What replaces “is that the most cost-effective way to help people” that reflects the position longtermism and some other parts of EA are in but keeps us accountable and keeping our eye on the prize?
What should EAs be asking themselves when they reflect on their work, or when they look out at the world and assess? What should come up in conversation? What should people ask themselves when they bounce against EA?
I think I would personally find it helpful, as a north star, to have a new question, to orient and guide and push myself.
My extremely preliminary ideas + some from Nicole Ross (thank you Nicole!):
- “What is the most cost-effective way to do good?” might be just fine - I’m still mulling over a longtermist who finds current human and animal suffering extremely emotionally affecting telling me, about a donation that “I think this money could save four lives and I think you should do this instead.”
Cost-effectiveness is still real, if we thought we could do better in expectation by throwing all the money at bednets, we should still do that. We aren’t doing that because we think we have a better idea, which is the only reason not to do that.- NB: This is really hard to work with for individual cases
- The deeper original question: “How do you do the most good?”. It’s not very actionable, but it still might serve.
- “What’s my story for how this saves the world / massively improves humanity?” which I like for its built-in call for epistemics and iteration and telling the story out loud and noticing its flaws and improving it and figuring out if it’s even true.
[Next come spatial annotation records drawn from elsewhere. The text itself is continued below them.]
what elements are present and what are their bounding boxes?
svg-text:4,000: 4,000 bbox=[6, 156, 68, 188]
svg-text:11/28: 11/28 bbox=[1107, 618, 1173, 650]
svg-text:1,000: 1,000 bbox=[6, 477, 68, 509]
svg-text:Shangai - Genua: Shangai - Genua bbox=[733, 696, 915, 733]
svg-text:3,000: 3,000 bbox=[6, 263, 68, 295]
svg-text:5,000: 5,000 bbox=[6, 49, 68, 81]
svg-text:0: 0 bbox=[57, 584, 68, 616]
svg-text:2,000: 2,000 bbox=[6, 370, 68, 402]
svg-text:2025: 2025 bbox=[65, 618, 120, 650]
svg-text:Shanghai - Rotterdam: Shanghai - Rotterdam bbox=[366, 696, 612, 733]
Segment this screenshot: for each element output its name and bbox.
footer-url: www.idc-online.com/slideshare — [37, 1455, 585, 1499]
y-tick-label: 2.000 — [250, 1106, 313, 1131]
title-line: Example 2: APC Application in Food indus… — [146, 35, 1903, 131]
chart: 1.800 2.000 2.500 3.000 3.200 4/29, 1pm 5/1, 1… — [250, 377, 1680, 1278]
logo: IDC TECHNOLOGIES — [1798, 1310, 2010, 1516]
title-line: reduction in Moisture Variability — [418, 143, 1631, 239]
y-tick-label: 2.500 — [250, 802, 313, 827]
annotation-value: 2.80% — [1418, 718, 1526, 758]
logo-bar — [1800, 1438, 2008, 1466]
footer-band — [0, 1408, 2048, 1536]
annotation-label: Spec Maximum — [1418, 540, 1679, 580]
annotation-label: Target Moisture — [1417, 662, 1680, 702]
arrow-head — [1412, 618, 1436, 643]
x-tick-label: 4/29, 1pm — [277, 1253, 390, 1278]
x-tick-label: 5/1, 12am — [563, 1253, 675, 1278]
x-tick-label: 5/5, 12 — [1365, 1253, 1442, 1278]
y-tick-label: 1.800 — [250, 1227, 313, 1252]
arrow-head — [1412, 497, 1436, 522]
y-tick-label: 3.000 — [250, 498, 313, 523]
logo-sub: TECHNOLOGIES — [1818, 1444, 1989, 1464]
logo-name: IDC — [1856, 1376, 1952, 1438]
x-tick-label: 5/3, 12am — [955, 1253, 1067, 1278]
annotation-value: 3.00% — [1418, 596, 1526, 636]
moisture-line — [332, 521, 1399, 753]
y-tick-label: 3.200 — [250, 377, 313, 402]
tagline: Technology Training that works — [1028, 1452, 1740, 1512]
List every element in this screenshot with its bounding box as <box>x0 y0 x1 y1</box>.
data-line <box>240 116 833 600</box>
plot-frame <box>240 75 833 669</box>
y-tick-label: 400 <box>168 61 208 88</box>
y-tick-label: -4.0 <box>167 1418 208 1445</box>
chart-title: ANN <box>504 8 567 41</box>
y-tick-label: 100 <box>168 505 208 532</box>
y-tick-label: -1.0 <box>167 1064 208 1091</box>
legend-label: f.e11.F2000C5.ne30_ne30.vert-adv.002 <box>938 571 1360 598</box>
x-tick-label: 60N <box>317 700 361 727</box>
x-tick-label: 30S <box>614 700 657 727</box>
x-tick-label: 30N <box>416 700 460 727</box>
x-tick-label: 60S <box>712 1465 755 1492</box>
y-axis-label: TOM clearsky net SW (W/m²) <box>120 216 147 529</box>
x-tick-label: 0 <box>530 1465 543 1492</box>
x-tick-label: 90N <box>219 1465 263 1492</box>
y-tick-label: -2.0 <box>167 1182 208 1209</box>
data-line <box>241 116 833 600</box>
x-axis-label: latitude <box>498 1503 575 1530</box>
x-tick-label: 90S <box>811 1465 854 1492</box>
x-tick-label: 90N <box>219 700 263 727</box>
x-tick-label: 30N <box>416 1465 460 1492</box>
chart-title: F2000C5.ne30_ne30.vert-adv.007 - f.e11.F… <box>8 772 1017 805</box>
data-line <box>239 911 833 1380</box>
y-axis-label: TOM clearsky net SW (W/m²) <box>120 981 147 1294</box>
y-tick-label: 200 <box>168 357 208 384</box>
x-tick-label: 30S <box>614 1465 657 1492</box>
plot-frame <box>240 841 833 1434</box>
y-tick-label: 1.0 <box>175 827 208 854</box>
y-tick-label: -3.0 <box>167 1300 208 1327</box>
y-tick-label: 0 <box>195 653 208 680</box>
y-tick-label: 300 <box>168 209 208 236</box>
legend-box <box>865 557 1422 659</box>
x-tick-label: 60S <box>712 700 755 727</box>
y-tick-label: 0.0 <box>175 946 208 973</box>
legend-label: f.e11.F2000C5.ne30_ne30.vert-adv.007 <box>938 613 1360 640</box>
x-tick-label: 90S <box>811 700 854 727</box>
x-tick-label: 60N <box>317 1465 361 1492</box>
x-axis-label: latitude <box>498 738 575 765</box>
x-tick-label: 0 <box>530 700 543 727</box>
- Related: “Does this seem like the kind of thing that’s part of a story where we win?”
- “In twenty years, will I be happy I had a policy of spending money this way?” - activating our hindsight-in-advance, premortem-type thinking, but still caring about the overall policy and not getting caught up in each minute decision.
- How is this spending leading to big x-risk reduction wins in the real world?
- How might this money otherwise be spent? What are some things that might be better? What are some things that might be roughly equal to this opportunity in terms of doing good?
- Will this seem like an obviously bad decision in hindsight?
- Does this pass the red face test? Will you be happy to defend this decision even if the bet doesn't pay off?
I would add that we should be trying to increase the pool of resources. This includes broad outreach like Giving What We Can and the 80k podcast, as well as convincing EAs to be more ambitious, direct outreach to very wealthy people, and so on.
I would even replace "efficient" with "effective". I think efficiency can also imply cost-effectiveness whereas effectiveness is a bit broader (which may not always be better) but feels a bit more accurate
I interpret "what is the most cost-effective way to help people?" and "How do we most efficiently allocate limited resources to do the most good?" as equivalent.